Nur Hidayat Sardini, chairman of the Elections Supervisory Board (Bawaslu), said his agency had determined that although many election irregularities had taken place, they were within a tolerable level. “Though several violations occurred during the election, we have to think critically and recognise that they were not massive or systematic as the plaintiffs alleged.”

After the court handed down its decision, the losing candidates indicated they would accept verdict. “The Constitutional Court verdict is final and binding,” said Chairuman Harahap, from Kalla’s team. “In this state of law, we have no other option but to accept the result.”  Arteria Dahlan, from Megawati’s team, said that the team had yet to decide whether it was going to take further legal action.

Megawati met with protesters at Teuku Umar, Central Jakarta, urging them not to “riot” following the verdict. “I ask you all to go home now.

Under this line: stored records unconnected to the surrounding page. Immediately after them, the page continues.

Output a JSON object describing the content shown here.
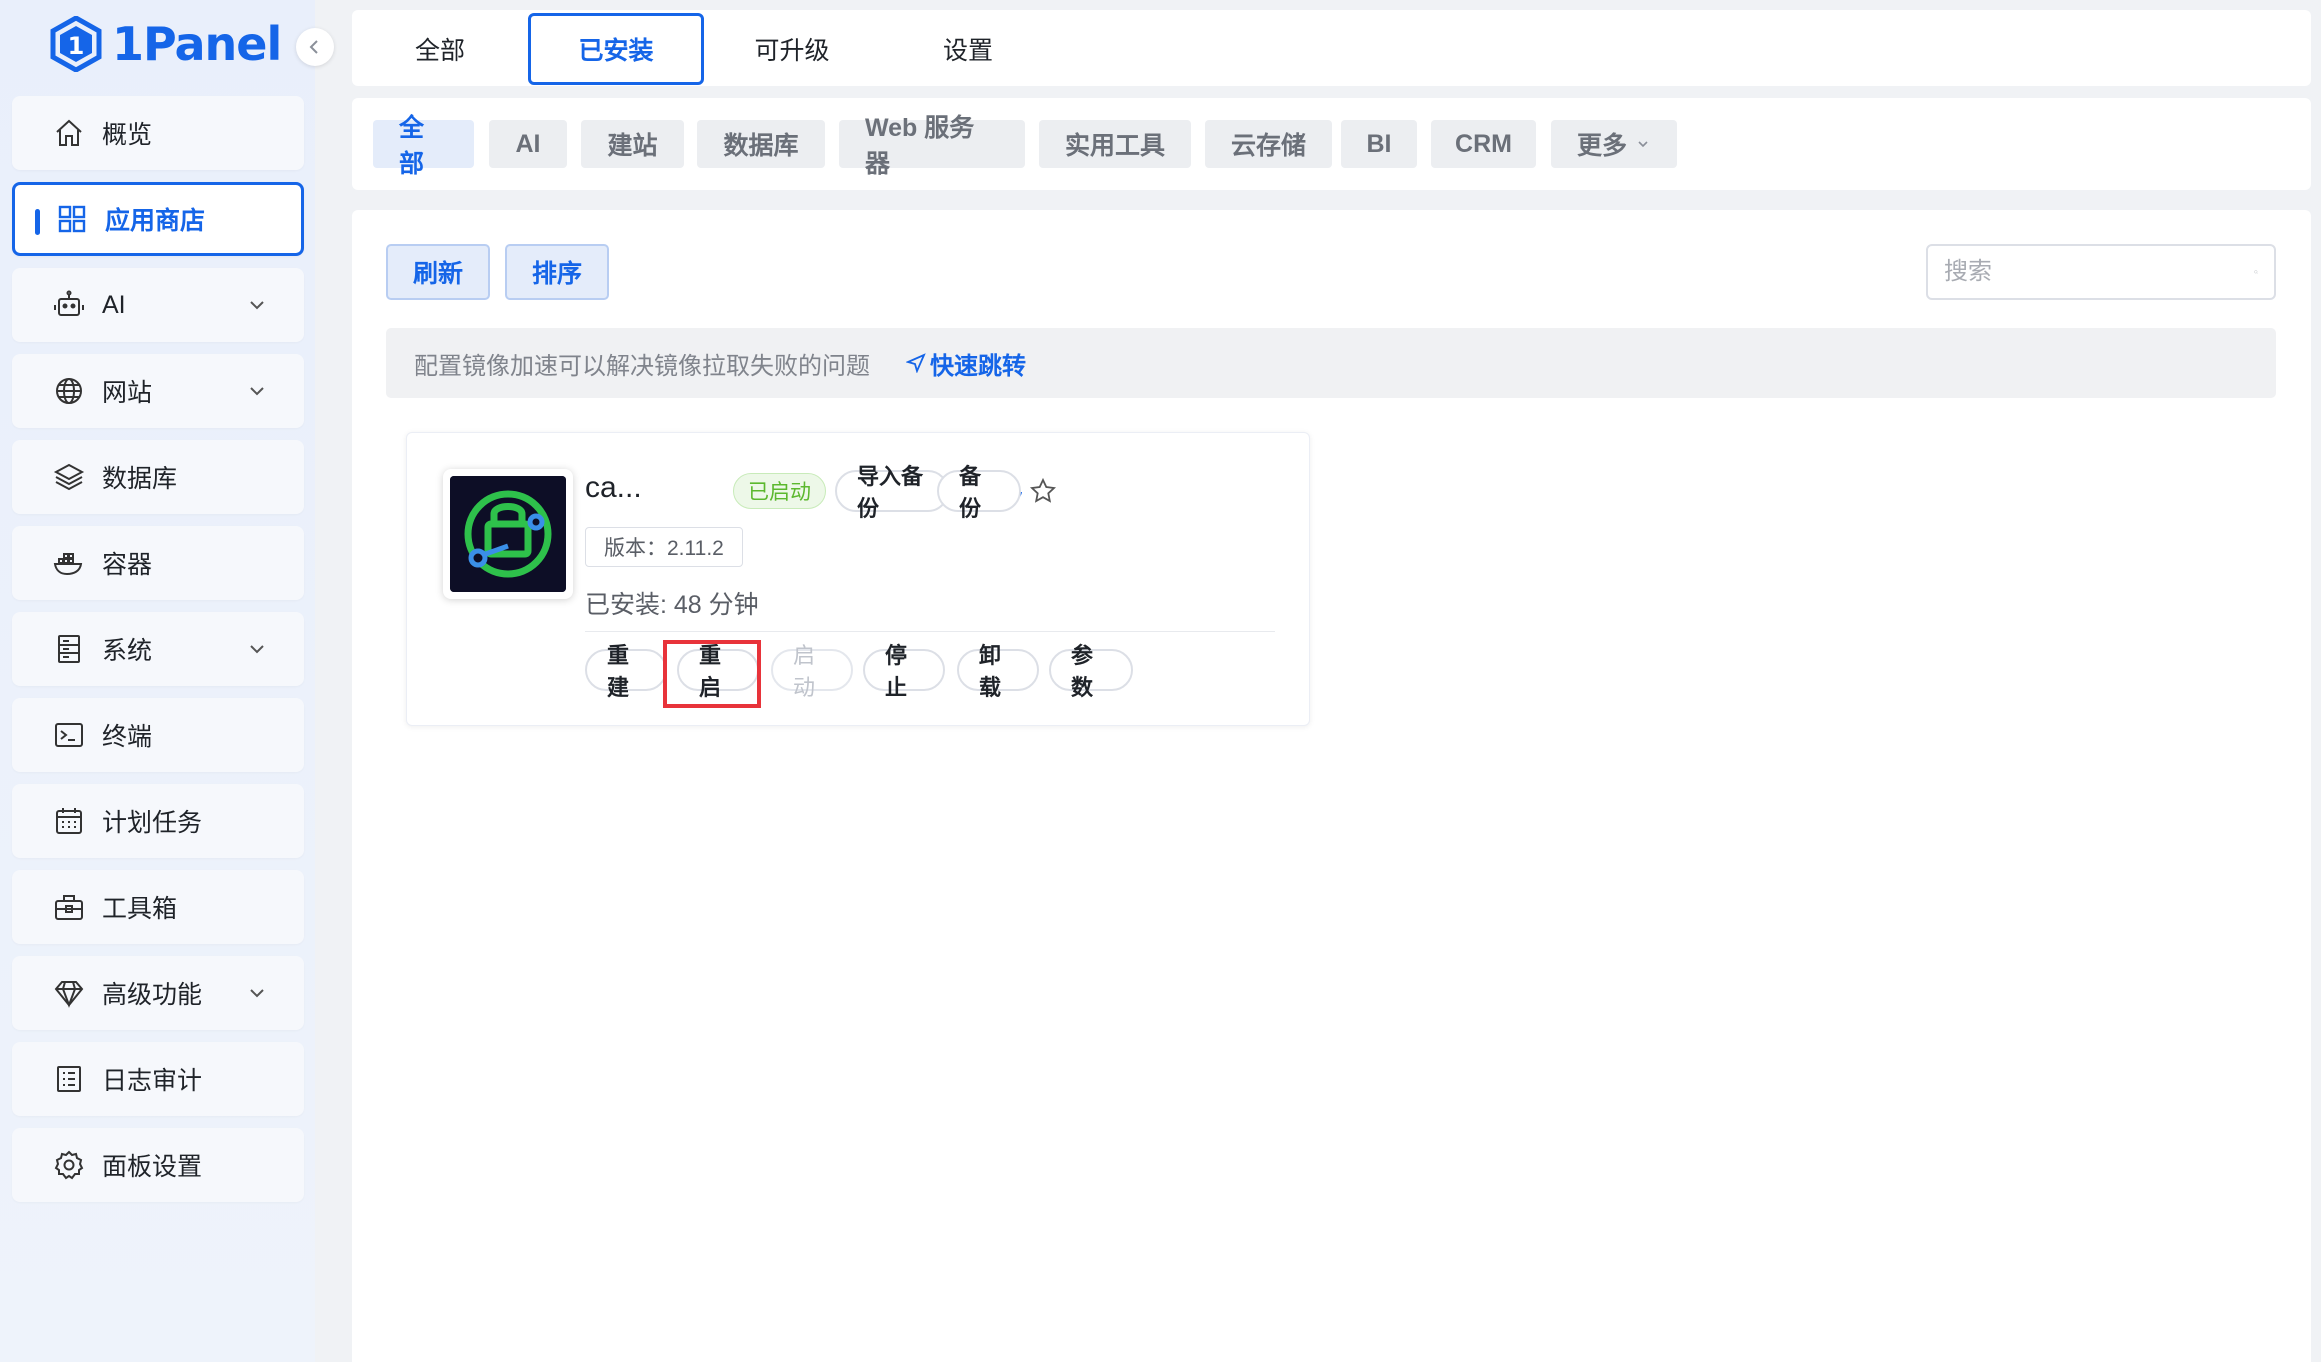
{
  "brand": {
    "name": "1Panel"
  },
  "sidebar": {
    "items": [
      {
        "label": "概览",
        "icon": "home-icon",
        "active": false,
        "expandable": false
      },
      {
        "label": "应用商店",
        "icon": "apps-grid-icon",
        "active": true,
        "expandable": false
      },
      {
        "label": "AI",
        "icon": "robot-icon",
        "active": false,
        "expandable": true
      },
      {
        "label": "网站",
        "icon": "globe-icon",
        "active": false,
        "expandable": true
      },
      {
        "label": "数据库",
        "icon": "layers-icon",
        "active": false,
        "expandable": false
      },
      {
        "label": "容器",
        "icon": "docker-icon",
        "active": false,
        "expandable": false
      },
      {
        "label": "系统",
        "icon": "server-icon",
        "active": false,
        "expandable": true
      },
      {
        "label": "终端",
        "icon": "terminal-icon",
        "active": false,
        "expandable": false
      },
      {
        "label": "计划任务",
        "icon": "calendar-icon",
        "active": false,
        "expandable": false
      },
      {
        "label": "工具箱",
        "icon": "toolbox-icon",
        "active": false,
        "expandable": false
      },
      {
        "label": "高级功能",
        "icon": "diamond-icon",
        "active": false,
        "expandable": true
      },
      {
        "label": "日志审计",
        "icon": "log-icon",
        "active": false,
        "expandable": false
      },
      {
        "label": "面板设置",
        "icon": "gear-icon",
        "active": false,
        "expandable": false
      }
    ]
  },
  "tabs": [
    {
      "label": "全部",
      "active": false
    },
    {
      "label": "已安装",
      "active": true
    },
    {
      "label": "可升级",
      "active": false
    },
    {
      "label": "设置",
      "active": false
    }
  ],
  "categories": [
    {
      "label": "全部",
      "active": true
    },
    {
      "label": "AI",
      "active": false
    },
    {
      "label": "建站",
      "active": false
    },
    {
      "label": "数据库",
      "active": false
    },
    {
      "label": "Web 服务器",
      "active": false
    },
    {
      "label": "实用工具",
      "active": false
    },
    {
      "label": "云存储",
      "active": false
    },
    {
      "label": "BI",
      "active": false
    },
    {
      "label": "CRM",
      "active": false
    },
    {
      "label": "更多",
      "active": false
    }
  ],
  "toolbar": {
    "refresh_label": "刷新",
    "sort_label": "排序",
    "search_placeholder": "搜索"
  },
  "notice": {
    "text": "配置镜像加速可以解决镜像拉取失败的问题",
    "link_label": "快速跳转"
  },
  "app_card": {
    "name": "ca...",
    "status": "已启动",
    "version": "版本：2.11.2",
    "installed": "已安装:   48 分钟",
    "header_actions": {
      "import_backup": "导入备份",
      "backup": "备份"
    },
    "actions": [
      {
        "label": "重建",
        "disabled": false
      },
      {
        "label": "重启",
        "disabled": false
      },
      {
        "label": "启动",
        "disabled": true
      },
      {
        "label": "停止",
        "disabled": false
      },
      {
        "label": "卸载",
        "disabled": false
      },
      {
        "label": "参数",
        "disabled": false
      }
    ]
  },
  "colors": {
    "primary": "#1565e8",
    "success": "#5cb82e",
    "highlight": "#e8333a",
    "app_icon_green": "#2ec14b"
  }
}
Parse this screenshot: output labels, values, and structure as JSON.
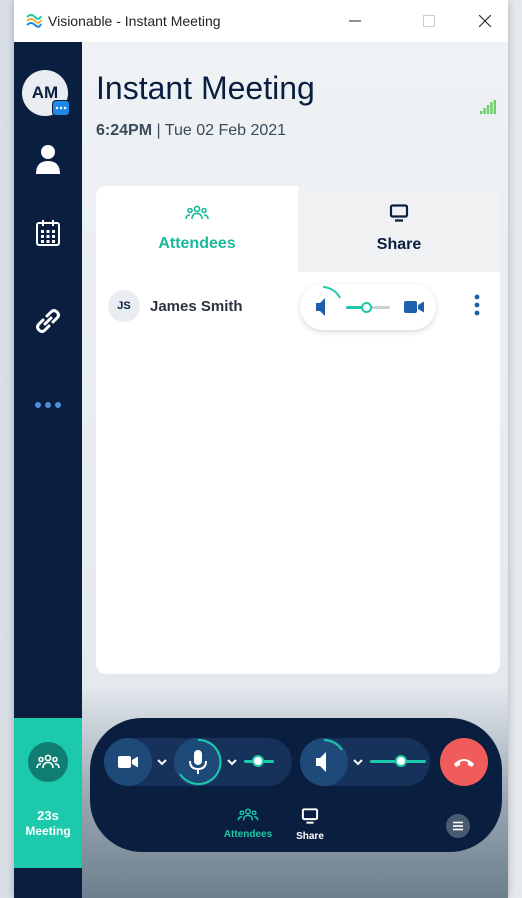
{
  "window": {
    "title": "Visionable - Instant Meeting"
  },
  "sidebar": {
    "avatar_initials": "AM",
    "items": [
      {
        "name": "profile",
        "icon": "person-icon"
      },
      {
        "name": "calendar",
        "icon": "calendar-icon"
      },
      {
        "name": "links",
        "icon": "link-icon"
      },
      {
        "name": "more",
        "icon": "ellipsis-icon"
      }
    ],
    "meeting_tile": {
      "time": "23s",
      "label": "Meeting"
    }
  },
  "header": {
    "title": "Instant Meeting",
    "time": "6:24PM",
    "date": " | Tue 02 Feb 2021"
  },
  "tabs": [
    {
      "label": "Attendees",
      "active": true
    },
    {
      "label": "Share",
      "active": false
    }
  ],
  "attendees": [
    {
      "initials": "JS",
      "name": "James Smith",
      "volume": 0.45
    }
  ],
  "controls": {
    "mic_level": 0.45,
    "speaker_level": 0.55,
    "bottom_tabs": [
      {
        "label": "Attendees",
        "active": true
      },
      {
        "label": "Share",
        "active": false
      }
    ]
  },
  "colors": {
    "navy": "#0a1f3f",
    "teal": "#1cc9aa",
    "end_call": "#f25b5b"
  }
}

If you are involved in violence, I will be disappointed,” Megawati said. Her running mate Prabowo asked for the protesters to “respect the legal system in the country” despite the court’s decision. The protesters had previously blockaded an area around the court, burning boxes and parking a truck in the middle of the road.

The Indonesian media joined in, exhorting that it was time for the country to “move on”. The Jakarta Globe editorialised that “the future well-being of the country requires that the losers accept the results and move forward—as either avid opponents of the government or tactical allies”.  That is precisely what Megawati and Kalla appear to be doing, well aware that any sustained campaign threatens to undermine the flimsy façade of Indonesian democracy and provide an outlet for deep-seated social discontent that none of the candidates has any answers for.

Yudhoyono used his first major speech after the court’s verdict to commit himself to “complete the reform agendas” in the economy, and calling for a major offensive to combat terrorism. Delivering his State of the Nation address to the House of Representatives on August 14, the president called on the “whole of the Indonesian people” to “lend a helping hand to the security apparatus” by providing information on “perpetrators of terrorism who hide in the midst of our community”.

Under the banner of fighting terrorism, Yudhoyono is strengthening the military-police apparatus as he steps up a free-market business agenda that will cause further hardship for ordinary people.